It wasn't the first driving shoe that came in the 1950s when Italian race-car drivers wore narrow leather shoes with rubber nubs on the bottoms (the better to gauge the pedals and maintain traction as the foot moved swiftly). But with the Gommino, Tod's reinvented the style. Created by Diego Della Valle in the late 1970s, it was born of his desire to have an elegant, functional shoe that could be worn on any occasion and withstand a bit more wear than its predecessor.
He christened his new brand J.P. Tod's, a name he plucked out of the Boston telephone book for its ease of pronunciation and later shortened to Tod's. It wasn't long before the deceptively simple leather moccasin (it actually requires more than 100 steps to assemble) caught the attention of dapper Fiat magnate Gianni Agnelli, who adopted it as part of his daily uniform and reportedly required all of his company's test drivers to wear Gomminos around the track.
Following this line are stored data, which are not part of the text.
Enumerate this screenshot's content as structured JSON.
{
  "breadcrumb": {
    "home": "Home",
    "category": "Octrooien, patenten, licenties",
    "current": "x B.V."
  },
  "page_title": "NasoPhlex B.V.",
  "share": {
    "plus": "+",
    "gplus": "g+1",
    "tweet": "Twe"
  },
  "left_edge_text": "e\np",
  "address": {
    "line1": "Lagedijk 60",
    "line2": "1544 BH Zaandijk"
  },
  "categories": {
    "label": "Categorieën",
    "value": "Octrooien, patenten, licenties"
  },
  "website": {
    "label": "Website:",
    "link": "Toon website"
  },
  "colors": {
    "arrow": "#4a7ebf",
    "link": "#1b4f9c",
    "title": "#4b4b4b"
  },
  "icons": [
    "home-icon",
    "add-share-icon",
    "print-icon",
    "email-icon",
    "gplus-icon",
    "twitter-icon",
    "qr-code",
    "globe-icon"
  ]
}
Other notable Italians and soon international headliners like Princess Diana, Harrison Ford and Julia Roberts quickly followed his lead. Every Gommino ("small pebble" in English) has precisely 133 rubber bumps on the sole and is made through a painstaking process of cutting, sewing and scrutinizing up to 35 pieces of leather by hand. Any shoe that has even the slightest imperfection gets cut in two and tossed into the garbage.
The Gommino has been made over in every color of the rainbow and in materials ranging from python to patent leather to custom-made satin and velvet, the last worn by Tom Hanks and Jack Nicholson to the Academy Awards. Unfailingly popular, the Gommino remains Tod's most famous and best-selling item.